There are better places to start than this list. ;) The manual can be a
great starting place, and several people on this list have written books
about MySQL which are great for getting started. You can look at
Amazon.com, etc.

> mysql> EXPLAIN SELECT cg.cw FROM cg,q,cit,sref
>     -> WHERE cg.q_id = q.id AND q.cit_id = cit.id AND cit.sref_id =
sref.id
>     -> AND cg.cw LIKE 't%'
>     -> AND sref.cd > DATE_SUB(CURDATE(), INTERVAL 6 MONTH)
>     -> ORDER BY cg.cw
>     -> LIMIT 1000,10;

You do a range on the fist and last table in the chain. :( 

It is best to normalize your table structure. I should have noticed that
upfront. The 'simple, well-indexed query' through me off. Normalizing is
a great thing to learn, and probably the first thing to understand after
how to do a SELECT and composite indexes.

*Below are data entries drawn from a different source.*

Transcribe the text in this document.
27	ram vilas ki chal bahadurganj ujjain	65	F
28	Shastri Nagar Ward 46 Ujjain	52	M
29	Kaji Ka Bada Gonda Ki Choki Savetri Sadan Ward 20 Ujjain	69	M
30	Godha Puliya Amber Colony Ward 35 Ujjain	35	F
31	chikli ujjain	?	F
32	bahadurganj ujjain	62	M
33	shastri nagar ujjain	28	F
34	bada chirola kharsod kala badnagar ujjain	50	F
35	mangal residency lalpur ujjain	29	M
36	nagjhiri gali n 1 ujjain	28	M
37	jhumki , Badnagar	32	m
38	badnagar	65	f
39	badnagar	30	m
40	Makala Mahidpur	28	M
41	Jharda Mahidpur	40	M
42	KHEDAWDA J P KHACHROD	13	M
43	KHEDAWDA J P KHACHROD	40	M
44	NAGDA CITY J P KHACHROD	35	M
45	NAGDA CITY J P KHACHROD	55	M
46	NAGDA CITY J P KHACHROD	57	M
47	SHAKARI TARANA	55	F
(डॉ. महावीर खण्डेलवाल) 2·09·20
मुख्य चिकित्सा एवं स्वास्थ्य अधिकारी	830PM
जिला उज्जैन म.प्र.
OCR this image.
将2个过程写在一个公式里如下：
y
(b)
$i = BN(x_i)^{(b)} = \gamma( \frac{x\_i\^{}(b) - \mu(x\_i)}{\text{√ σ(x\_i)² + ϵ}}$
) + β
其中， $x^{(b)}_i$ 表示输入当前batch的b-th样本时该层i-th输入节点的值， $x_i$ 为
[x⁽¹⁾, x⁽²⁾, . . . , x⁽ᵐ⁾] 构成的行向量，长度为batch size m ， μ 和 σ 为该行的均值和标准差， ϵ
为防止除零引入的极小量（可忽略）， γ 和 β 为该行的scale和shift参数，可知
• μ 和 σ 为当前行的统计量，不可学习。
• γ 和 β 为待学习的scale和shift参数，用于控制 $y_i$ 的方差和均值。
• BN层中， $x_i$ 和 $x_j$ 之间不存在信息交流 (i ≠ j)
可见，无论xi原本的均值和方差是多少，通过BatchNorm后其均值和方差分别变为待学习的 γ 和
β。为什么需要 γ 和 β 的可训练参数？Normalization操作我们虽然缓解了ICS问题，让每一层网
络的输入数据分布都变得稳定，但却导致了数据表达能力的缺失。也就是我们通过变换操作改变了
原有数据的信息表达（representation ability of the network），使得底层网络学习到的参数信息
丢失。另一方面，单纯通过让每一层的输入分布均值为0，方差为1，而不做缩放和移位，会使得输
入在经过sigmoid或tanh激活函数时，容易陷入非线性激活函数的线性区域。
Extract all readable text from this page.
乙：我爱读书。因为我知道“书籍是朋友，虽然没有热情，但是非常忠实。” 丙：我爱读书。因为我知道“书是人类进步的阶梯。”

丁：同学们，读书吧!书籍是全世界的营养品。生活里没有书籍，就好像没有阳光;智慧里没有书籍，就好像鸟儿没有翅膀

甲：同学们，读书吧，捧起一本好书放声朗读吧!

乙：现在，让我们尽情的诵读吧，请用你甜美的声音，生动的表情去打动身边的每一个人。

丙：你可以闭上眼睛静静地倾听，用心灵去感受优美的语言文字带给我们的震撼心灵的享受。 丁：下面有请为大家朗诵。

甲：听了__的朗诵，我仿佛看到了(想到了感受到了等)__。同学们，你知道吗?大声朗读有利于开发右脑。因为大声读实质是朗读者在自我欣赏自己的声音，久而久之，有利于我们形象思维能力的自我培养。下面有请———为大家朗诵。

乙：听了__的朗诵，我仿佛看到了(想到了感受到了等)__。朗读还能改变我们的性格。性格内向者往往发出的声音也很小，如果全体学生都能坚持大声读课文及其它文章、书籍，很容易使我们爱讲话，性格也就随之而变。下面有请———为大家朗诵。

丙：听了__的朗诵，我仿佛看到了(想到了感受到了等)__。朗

> What does this mean for regular searching? In most cases, there will
be
> some criteria entered that need to be searched on, and the id fields
> will also be needed for the joins. For example, in the database, one
> might want to search based on cg.exp (fulltext), sref.rdr, sref.cd
> (the date field), sref.kbd, cit.w, and various other ones I've edited
> out of this display to save space, and often a combination of several
> of these at once. How should I set up indexes for the potential
> searches that might be executed?
> (I should mention that this is a read-only database; it's built from
> a parsed SGML file and is never added to directly, if that's an
> issue.)

Well, I would rewrite the table design. :) It looks like it is taking
its structure from the SGML format. Personally, I'd use that as an
intermediate format in order to populate another set of tables that
would be in normal form. Again, a book will help here.

Sorry I can't be of more help. 

At least we went from 1 m 15 sec to 4.05 sec.